Il faudrait ici, pour le français, distinguer entre « expérientiel », de l’ordre du vécu subjectif, et « expériential », de l’ordre de « l’essence de toute expérience catégorielle » (Honoré, 2014 : 58)[13], en considérant le premier, l’expérientiel, depuis le second, l’expériential. Cela vaut, en didactique des langues entre autres, pour les « matériaux », « non-objets » scientifiquement parlant (cf. supra), pris en compte par le chercheur.e, symétriquement « non-sujet » scientifiquement parlant[14]. Concernant le plan de la recherche, ce jeu de balancier, tout en paradoxes, implique que : « toute compréhension d’un phénomène, qui fera sens, renvoie d’abord à une autre compréhension-explicitation, ontologique, expérientialement fondée et orientée (celle du chercheur.e), qui garantit justement la possibilité de la première en termes de connaissances scientifiques. » (Pierozak, 2018a : 155).

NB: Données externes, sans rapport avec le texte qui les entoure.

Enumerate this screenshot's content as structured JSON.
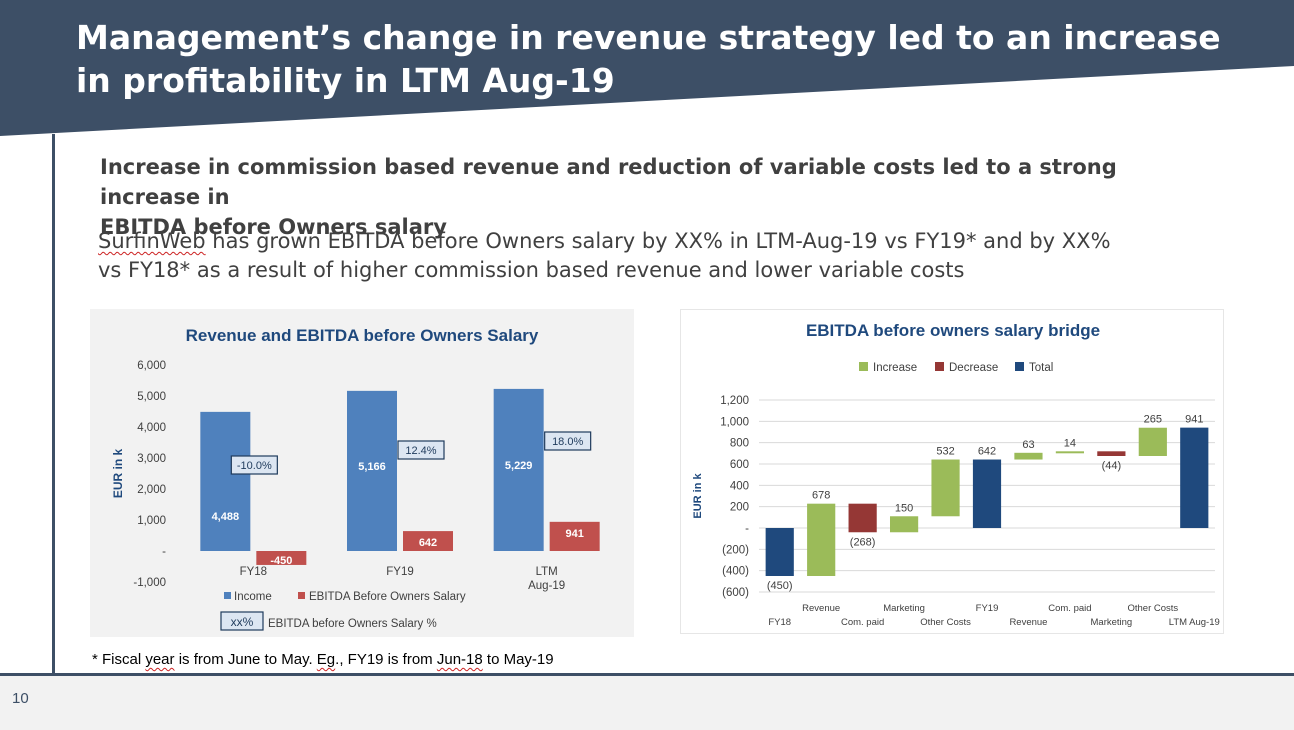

Pour en revenir à la conception anthropo-philosophique d’un « être-au-monde » expérientialement fondée (cf. supra), celle-ci s’entend simultanément comme un « être-avec » autrui, selon une altérité irréductible (Robillard, 2008), qui garantit justement la possibilité que l’on puisse être un autre pour l’autre[15]. Une conséquence importante de cette irréductibilité se joue au plan du sens (classiquement) sémiotique, qui s’en trouve d’une part nécessairement ouvert[16], et qui, d’autre part, fait du comprendre l’autre toujours un « comprendre autrement » (Gadamer, 1996 : 318), expérientialement ancré.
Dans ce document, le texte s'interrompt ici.